Building a playbook for Marketing

A marketing playbook is simply a documentation of the key strategies, processes, workflows, types of communications that should be used to meet marketing objectives to minimize risk and accelerate success. With close to a decade of experience in marketing and from being one of the initial core members of Zomato since the early days, Pramod, ex-VP Marketing, Zomato, recently gave a talk to our Fintech startups titled: “Building a playbook for Marketing”. In it, he shared his experiences from the early stages of Zomato and how developing a low-cost marketing playbook can help early-stage startups build a sustainable customer growth model.
Here are some of the highlights of that presentation.
Pramod advises the startups that before designing a marketing playbook, make sure you go through the exercise of creating target customer profiles, exploring all available organic channels to reach them and scaling the most cost-effective channels. It’s also important to define concrete ways of measuring each campaign’s effectiveness.
An entrepreneur should map their marketing playbook activities to their city’s/locality’s/business vertical’s stage of growth. At an early stage, the focus should be on testing campaigns across a broad spectrum of channels – often requiring a high manual touch, personalized, non-scalable approach. And as the market/business vertical matures, gradually move to more tech/product-driven scalable marketing that targets specific user cohorts and focuses on limited set of channels. Building a marketing playbook as you learn what works for you across markets is very important for a company to be able to leverage best practices and replicate growth across all stages of the business, said Pramod.
The best approach to driving traction in the early stages (e.g. to get the first 500 customers) is to explore all possible channels – digital and traditional – to acquire and retain customers. Some of the most effective early-stage growth channels for Zomato were strong SEO presence with long-tail SEM, content marketing, community engagement (on product, social media and offline) and BTL, added Pramod.
Additionally, early-stage startups with limited marketing budgets should get creative in getting their product/service in front of their target audience vs resorting to paid channels from the get-go. Pramod emphasizes on leveraging strategic barter partnerships to amplify reach across and acquire new users. You should only look at scaling paid media after exhausting all possible organic ways of reaching out to your customers.
Pramod also shared some approaches to driving growth that doesn’t just aim to alleviate risk but also helps you survive and prepare for the crisis the world is currently facing. At a time of crisis, addressing your consumer concerns and needs and building trust are very important, said Pramod. It’s very critical to adapt the product as the consumer behavior is shifting and over-communicate the steps you are taking to address all concerns. A segmented approach to re-engaging with users will be critical in these times.

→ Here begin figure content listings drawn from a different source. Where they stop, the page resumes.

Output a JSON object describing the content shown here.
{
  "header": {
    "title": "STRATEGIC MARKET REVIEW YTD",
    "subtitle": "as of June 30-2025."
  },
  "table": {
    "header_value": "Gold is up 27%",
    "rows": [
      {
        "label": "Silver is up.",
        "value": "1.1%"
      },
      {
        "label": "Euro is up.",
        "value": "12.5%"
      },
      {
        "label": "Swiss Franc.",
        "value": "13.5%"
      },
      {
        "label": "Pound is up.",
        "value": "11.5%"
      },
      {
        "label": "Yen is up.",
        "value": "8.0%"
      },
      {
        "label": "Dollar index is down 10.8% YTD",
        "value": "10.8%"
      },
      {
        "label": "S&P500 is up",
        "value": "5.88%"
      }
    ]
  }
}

Pramod also encouraged startups to develop a creative content-marketing approach that is non-promotional, compelling, engaging, and delightful for customers. Pramod advises the early-stage startups to take on a little at a time and make small iterations at various stages of marketing development to work on their marketing playbook . You get the right results only when you learn to balance and effectively manage each element the right way.

About the speaker: Pramod Rao is the former Vice President, Marketing at Zomato. Pramod led marketing and was one of the core leadership team members at Zomato from 2010 to 2019. He also helped set-up and scale operations across different markets over the years and was involved in several 0 to 1x/1 to 10x/10 to 100x projects at Zomato. Prior to Zomato, he was at Bain & Co for three years. He is currently working on building something new.